Les élèves qui l'entouraient comme des abeilles autour de leur reine le dévisagèrent, se demandant certainement ce qu'il faisait. D'habitude, il restait seul et n'entamait pas de conversation avec les autres.

« Le... Le professeur m'a demandé de te donner mes notes. »

Il jura intérieurement en se rendant compte qu'il avait bafouillé le début de sa phrase.

Toutefois, le regard de Minho ne changea pas et continua à le détailler.

« Selon lui, ça t'aiderait à rattraper ton retard. »

Il tendit brusquement son paquet de feuilles. C'étaient toutes les annotations qu'il prenait pendant les cours : il aimait retranscrit presque mot pour mot ce que les enseignants disaient. On y trouvait aussi ses synthèses et quelques exercices supplémentaires.

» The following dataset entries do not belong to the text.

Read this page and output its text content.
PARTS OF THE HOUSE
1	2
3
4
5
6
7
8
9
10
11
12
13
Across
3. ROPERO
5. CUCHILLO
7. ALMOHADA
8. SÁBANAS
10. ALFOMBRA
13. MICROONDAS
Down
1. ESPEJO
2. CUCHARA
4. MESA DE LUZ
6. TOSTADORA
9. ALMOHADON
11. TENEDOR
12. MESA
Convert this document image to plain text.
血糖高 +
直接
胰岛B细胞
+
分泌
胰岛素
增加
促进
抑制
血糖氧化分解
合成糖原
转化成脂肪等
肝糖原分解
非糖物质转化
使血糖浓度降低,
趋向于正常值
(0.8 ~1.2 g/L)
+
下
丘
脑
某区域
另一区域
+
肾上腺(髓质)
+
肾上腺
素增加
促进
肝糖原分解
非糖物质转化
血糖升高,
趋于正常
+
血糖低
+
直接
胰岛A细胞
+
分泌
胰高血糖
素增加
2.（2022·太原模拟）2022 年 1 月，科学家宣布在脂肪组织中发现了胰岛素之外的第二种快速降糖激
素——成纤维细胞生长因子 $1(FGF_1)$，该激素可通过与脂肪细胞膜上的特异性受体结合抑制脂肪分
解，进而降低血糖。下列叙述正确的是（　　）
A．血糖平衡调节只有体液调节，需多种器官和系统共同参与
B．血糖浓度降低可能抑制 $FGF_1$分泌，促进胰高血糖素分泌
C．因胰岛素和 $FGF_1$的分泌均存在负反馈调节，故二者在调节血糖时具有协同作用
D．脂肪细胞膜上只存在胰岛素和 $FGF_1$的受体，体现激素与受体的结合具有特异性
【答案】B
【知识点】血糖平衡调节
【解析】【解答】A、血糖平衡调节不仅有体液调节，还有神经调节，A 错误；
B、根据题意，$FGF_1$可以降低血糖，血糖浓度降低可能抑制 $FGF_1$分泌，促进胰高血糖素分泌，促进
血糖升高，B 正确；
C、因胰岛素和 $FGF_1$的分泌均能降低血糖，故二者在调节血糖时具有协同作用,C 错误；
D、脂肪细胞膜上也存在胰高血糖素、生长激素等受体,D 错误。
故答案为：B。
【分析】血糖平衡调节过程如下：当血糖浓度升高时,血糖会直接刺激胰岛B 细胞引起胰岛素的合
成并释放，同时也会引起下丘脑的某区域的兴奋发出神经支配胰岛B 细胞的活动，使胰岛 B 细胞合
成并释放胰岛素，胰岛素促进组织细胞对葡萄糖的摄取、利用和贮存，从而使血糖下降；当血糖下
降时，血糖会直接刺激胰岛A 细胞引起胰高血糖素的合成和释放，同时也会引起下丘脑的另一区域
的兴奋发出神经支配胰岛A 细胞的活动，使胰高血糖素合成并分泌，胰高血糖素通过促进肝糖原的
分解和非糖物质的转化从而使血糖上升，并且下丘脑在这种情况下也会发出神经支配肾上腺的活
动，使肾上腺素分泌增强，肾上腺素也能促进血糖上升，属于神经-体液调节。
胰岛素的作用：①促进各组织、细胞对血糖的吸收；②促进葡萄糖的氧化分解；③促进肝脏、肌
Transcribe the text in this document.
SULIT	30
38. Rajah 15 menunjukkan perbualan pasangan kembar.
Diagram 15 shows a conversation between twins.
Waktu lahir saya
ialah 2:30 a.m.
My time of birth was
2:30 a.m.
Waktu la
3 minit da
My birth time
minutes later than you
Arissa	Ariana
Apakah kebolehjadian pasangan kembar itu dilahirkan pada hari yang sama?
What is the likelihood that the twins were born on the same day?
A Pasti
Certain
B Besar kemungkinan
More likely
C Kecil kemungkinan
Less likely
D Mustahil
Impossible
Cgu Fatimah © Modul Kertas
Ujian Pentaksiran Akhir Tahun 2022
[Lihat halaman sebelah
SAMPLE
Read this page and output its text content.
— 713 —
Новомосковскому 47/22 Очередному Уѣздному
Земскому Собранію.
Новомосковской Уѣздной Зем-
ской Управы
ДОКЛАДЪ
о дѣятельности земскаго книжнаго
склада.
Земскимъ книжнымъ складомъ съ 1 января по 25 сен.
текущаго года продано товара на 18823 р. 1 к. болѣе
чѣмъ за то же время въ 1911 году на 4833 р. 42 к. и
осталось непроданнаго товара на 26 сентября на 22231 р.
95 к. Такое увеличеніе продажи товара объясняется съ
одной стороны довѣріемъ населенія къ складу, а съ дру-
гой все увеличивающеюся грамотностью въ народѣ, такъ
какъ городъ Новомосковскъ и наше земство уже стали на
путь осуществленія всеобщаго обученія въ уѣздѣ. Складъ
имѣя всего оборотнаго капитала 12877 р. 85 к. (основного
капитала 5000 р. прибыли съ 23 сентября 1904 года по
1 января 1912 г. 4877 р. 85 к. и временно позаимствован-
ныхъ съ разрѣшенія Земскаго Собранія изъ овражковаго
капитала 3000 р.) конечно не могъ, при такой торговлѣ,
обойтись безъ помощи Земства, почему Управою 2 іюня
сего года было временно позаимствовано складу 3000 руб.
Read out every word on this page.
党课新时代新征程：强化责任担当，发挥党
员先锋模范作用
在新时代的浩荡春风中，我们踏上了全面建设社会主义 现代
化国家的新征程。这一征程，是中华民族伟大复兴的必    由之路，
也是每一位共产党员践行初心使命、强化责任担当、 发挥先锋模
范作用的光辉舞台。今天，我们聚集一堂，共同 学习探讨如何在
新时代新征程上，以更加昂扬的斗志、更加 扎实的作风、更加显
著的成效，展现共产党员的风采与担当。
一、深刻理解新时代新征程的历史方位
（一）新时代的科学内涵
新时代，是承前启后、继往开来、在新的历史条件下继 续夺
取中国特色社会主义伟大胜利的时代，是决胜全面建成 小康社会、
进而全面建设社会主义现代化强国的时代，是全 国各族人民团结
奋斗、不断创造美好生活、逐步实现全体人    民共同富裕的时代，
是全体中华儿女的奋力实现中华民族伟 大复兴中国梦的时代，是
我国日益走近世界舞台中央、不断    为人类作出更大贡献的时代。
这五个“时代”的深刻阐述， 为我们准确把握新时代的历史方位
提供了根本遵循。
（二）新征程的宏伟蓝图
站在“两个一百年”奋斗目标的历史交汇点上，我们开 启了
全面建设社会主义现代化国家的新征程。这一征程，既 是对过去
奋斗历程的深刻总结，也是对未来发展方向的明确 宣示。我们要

Minho se détacha du casier contre lequel il était appuyé pour s'avancer. Il s'arrêta à un mètre de Jisung, si près que les feuilles se froissèrent en venant heurter sa poitrine.

Mais ses yeux ne s'étaient pas détachés de ceux de Jisung.

Il attrapa les feuilles, effleurant les doigts de Jisung. Son sourire s'élargit quand il le vit tressaillir.

« Merci, Jisung. »

La respiration de Jisung se coupa en entendant sa voix.

Il resta paralyser sur place, regardant le nouveau quitter le couloir, ses notes à la main.

Jisung ne lui avait jamais dit son prénom.

Et il avait déjà entendu cette voix.